Features: They have an ellipsoid shaped serving area in the middle of the room where inside three or four cooks were preparing sushi. They have a conveyor belt going around the ellipsoid service area like a train track when different plates of sushi. Each plate cost 100 yen. They don’t have a cash register, they cashier just counts how many plates the customer at and then multiplied it by 100 yen. Advantages: Well for starters the owners daily operation is based on a carefully analysis information. The owner has a complete summary of demand information about different types of sushi plates, and this he knows exactly how many of each type of sushi plate he should prepare and when. It’s a family owned restaurant that runs efficiently, all the workers are consider family and they focus strongly on customer service. The store uses the just in time inventory control system, they have an agreement with the fish vendors to deliver fresh fish several times a day so their products arrive just in time to be used for sushi making. The owners and workers are involved in the total operation from greeting the customer to serving what is ordered. The 100 Yen sushi house is based on simplicity and common sense rather than high technology.
2. How has the 100 Yen Sushi House incorporated the just-in-time system into its operations?

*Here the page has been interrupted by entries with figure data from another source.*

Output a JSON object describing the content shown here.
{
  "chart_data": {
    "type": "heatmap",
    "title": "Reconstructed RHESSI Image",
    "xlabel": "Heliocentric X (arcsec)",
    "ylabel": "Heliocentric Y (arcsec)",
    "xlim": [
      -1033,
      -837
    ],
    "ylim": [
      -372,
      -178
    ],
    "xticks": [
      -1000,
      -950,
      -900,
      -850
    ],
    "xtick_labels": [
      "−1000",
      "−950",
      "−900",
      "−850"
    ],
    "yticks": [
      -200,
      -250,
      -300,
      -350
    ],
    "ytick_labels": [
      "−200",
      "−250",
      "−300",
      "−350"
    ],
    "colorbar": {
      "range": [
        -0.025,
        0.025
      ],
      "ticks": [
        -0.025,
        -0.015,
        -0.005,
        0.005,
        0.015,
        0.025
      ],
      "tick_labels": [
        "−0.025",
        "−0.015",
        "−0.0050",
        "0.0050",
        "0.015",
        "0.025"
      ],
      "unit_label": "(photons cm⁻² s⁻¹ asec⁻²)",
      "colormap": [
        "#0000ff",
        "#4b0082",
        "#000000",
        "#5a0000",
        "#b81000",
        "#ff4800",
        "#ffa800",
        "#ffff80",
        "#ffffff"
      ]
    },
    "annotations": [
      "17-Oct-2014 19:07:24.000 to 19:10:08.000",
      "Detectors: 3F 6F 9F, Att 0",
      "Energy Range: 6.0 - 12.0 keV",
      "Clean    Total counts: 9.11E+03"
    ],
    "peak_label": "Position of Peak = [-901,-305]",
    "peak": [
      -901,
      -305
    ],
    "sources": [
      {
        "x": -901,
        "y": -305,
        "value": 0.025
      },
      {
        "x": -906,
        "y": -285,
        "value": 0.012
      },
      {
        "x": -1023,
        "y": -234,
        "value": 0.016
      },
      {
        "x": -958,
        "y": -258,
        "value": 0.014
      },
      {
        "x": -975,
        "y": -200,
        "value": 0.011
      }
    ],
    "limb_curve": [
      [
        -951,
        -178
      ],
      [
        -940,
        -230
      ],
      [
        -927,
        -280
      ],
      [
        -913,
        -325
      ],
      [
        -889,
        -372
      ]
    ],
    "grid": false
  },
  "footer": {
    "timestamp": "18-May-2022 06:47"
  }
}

Well instead of increasing the refrigeration capacity by purchasing new refrigeration systems they company made an agreement with fish vendors to deliver fresh fish several times a day so that fishes arrives just in time to be use for sushi making, making the inventory cost minimum. The operation is based on the repetitive manufacturing principle and quality control system “just in time system”. I believe this system is great as long as the pay attention to the sushi quality.